With most market participants out for the end of the year holidays, the focus shifts to what will the next year bring? Surely, 2020 surprised everyone.
If at the start of the trading year someone would have told you that a pandemic will grip the world’s biggest economies and yet the stock markets in developed countries will make new all-time highs, the chances are you would not have believed such a scenario. And yet it happened.
How about 2021? Can we have a similar surprise?
Judging by the chart below, the overwhelming opinion is that the equities will keep rising. If correlations hold, the U.S. dollar should decline.
What are the risks to such a consensus?
Change in the U.S. Administration
Trump’s administration never thought that it could not have a second term. During his presidency, Trump made no secret that he favours a lower USD. In fact, he explicitly criticized the Fed for its tightening policy when all the other central banks in the developed world were easing (e.g., ECB, RBA).
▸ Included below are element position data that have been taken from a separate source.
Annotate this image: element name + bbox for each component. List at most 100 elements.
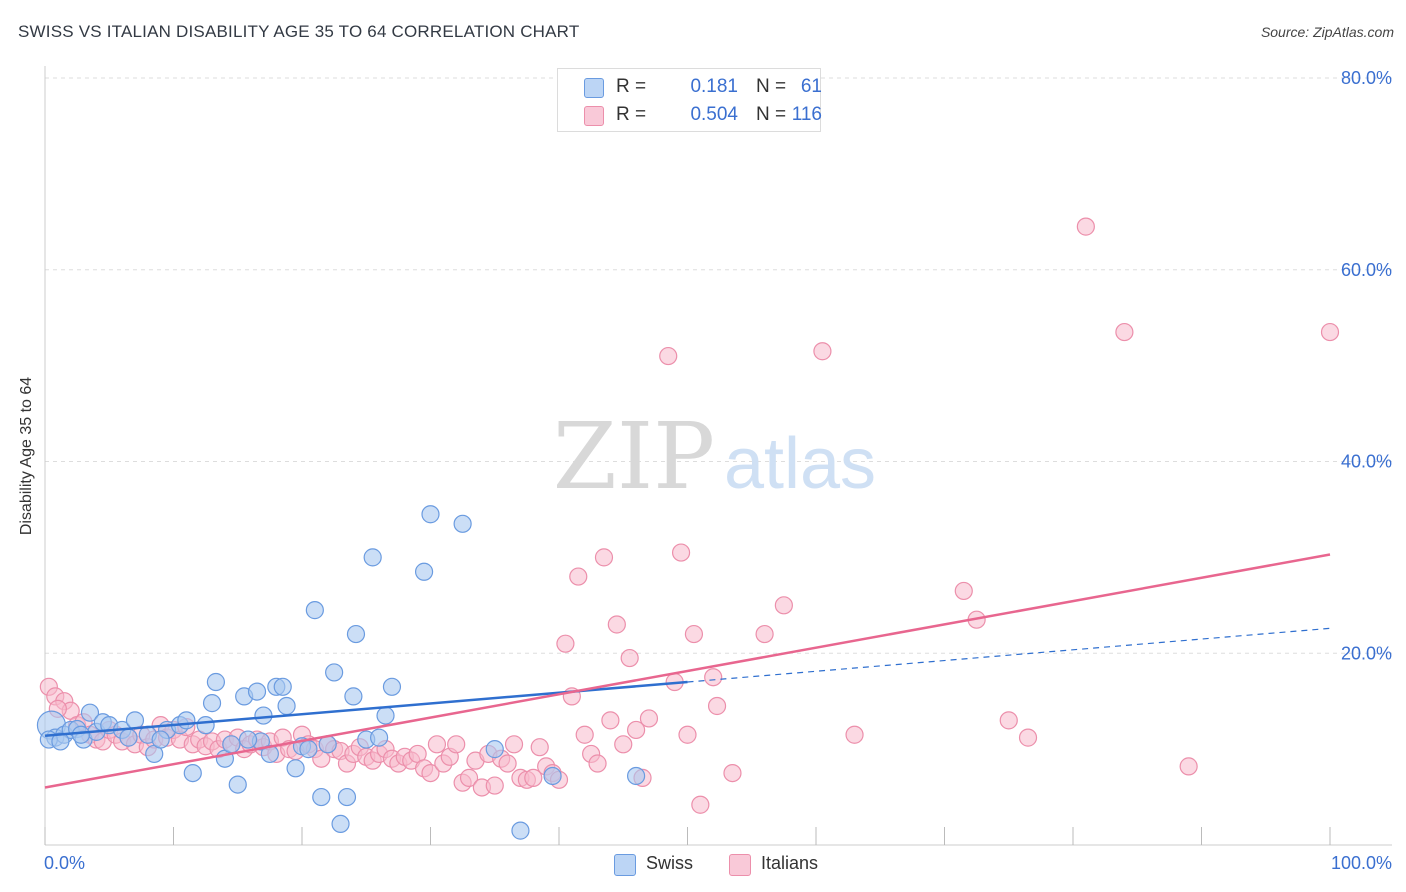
legend-r-value: 0.181 <box>690 76 738 97</box>
italians-point <box>774 596 793 615</box>
swiss-point <box>206 672 226 692</box>
swiss-point <box>277 696 296 716</box>
italians-point <box>845 725 864 744</box>
swiss-point <box>344 687 363 706</box>
italians-point <box>813 342 832 361</box>
legend-r-label: R = <box>616 76 647 97</box>
watermark-zip: ZIP <box>553 403 715 510</box>
swiss-point <box>376 706 395 725</box>
italians-point <box>601 711 620 730</box>
legend-r-label: R = <box>616 104 647 125</box>
italians-point <box>498 754 517 773</box>
italians-point <box>684 624 704 644</box>
y-tick-label: 20.0% <box>1341 643 1392 663</box>
bottom-legend-label: Italians <box>761 853 819 873</box>
italians-point <box>427 735 447 754</box>
italians-point <box>614 735 633 754</box>
swiss-point <box>299 740 318 759</box>
italians-point <box>954 581 973 601</box>
swiss-point <box>370 728 389 747</box>
trend-lines <box>44 553 1331 789</box>
bottom-legend-label: Swiss <box>646 853 694 873</box>
swiss-point <box>273 677 292 696</box>
swiss-point <box>325 663 344 682</box>
swiss-point <box>346 624 366 644</box>
swiss-point <box>331 814 350 834</box>
swiss-point <box>337 787 357 807</box>
swiss-point <box>543 766 562 786</box>
swiss-point <box>421 505 440 524</box>
italians-point <box>755 624 774 644</box>
legend: R = 0.181 N = 61 R = 0.504 N = 116 <box>557 68 822 132</box>
italians-point <box>639 709 659 728</box>
swiss-point <box>254 706 273 725</box>
swiss-point <box>305 601 324 620</box>
swiss-point <box>228 775 247 794</box>
swiss-point <box>414 562 434 581</box>
swiss-swatch <box>614 854 636 876</box>
swiss-point <box>260 744 279 764</box>
swiss-point <box>119 728 138 747</box>
watermark: ZIP atlas <box>553 403 876 510</box>
italians-point <box>1179 757 1198 776</box>
italians-point <box>594 548 614 567</box>
italians-swatch <box>584 106 604 126</box>
legend-r-value: 0.504 <box>690 104 738 125</box>
italians-point <box>607 615 626 634</box>
swiss-point <box>382 677 402 696</box>
swiss-point <box>485 740 504 759</box>
swiss-point <box>222 735 241 754</box>
legend-n-label: N = <box>756 76 787 97</box>
italians-point <box>556 634 575 653</box>
italians-point <box>723 763 742 783</box>
watermark-atlas: atlas <box>724 424 876 504</box>
italians-point <box>485 776 504 795</box>
italians-point <box>588 754 607 773</box>
swiss-point <box>286 759 305 778</box>
italians-point <box>1320 322 1340 342</box>
italians-point <box>691 795 710 814</box>
italians-point <box>447 735 466 754</box>
chart-title: SWISS VS ITALIAN DISABILITY AGE 35 TO 64… <box>18 22 580 41</box>
italians-point <box>659 346 678 366</box>
italians-point <box>421 763 440 783</box>
swiss-point <box>511 821 530 840</box>
italians-point <box>530 738 549 757</box>
italians-point <box>575 725 594 744</box>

He constantly complained on Twitter that the dollar is too strong, and the Fed applies the wrong policy.
Things abruptly changed in March 2020. As the pandemic spread, the stock market reacted, and the Fed had to ease even more than during the 2008 – 2009 Great Financial Crisis.
Now that Trump prepares to leave the White House, the Biden transition team nominated Janet Yellen as the new head of the U.S. Treasury. Those familiar with the years when Yellen was at the head of the Fed remember that she was favouring a ‘strong USD’ policy.
Can this be the risk in 2021 that could spell trouble for the USD bears? Can stocks still rise with a stronger dollar? The answer is yes to both questions.
One thing is for sure – it would not be the first time (nor the last time) when the market’s reality differs from the consensus. Only this time, if the two differ, so many market participants would be caught off guard that the market’s reaction may take everyone by surprise.
Stronger USD and higher equities are not a new thing. Just think of where the Dow Jones was before Trump’s election in 2016 and how the USD has performed since then. In short, the stock market index rose, while the dollar appreciated across the board until March 2020.
With such precedents in place, do the contrarians have a chance against the biggest consensus in history?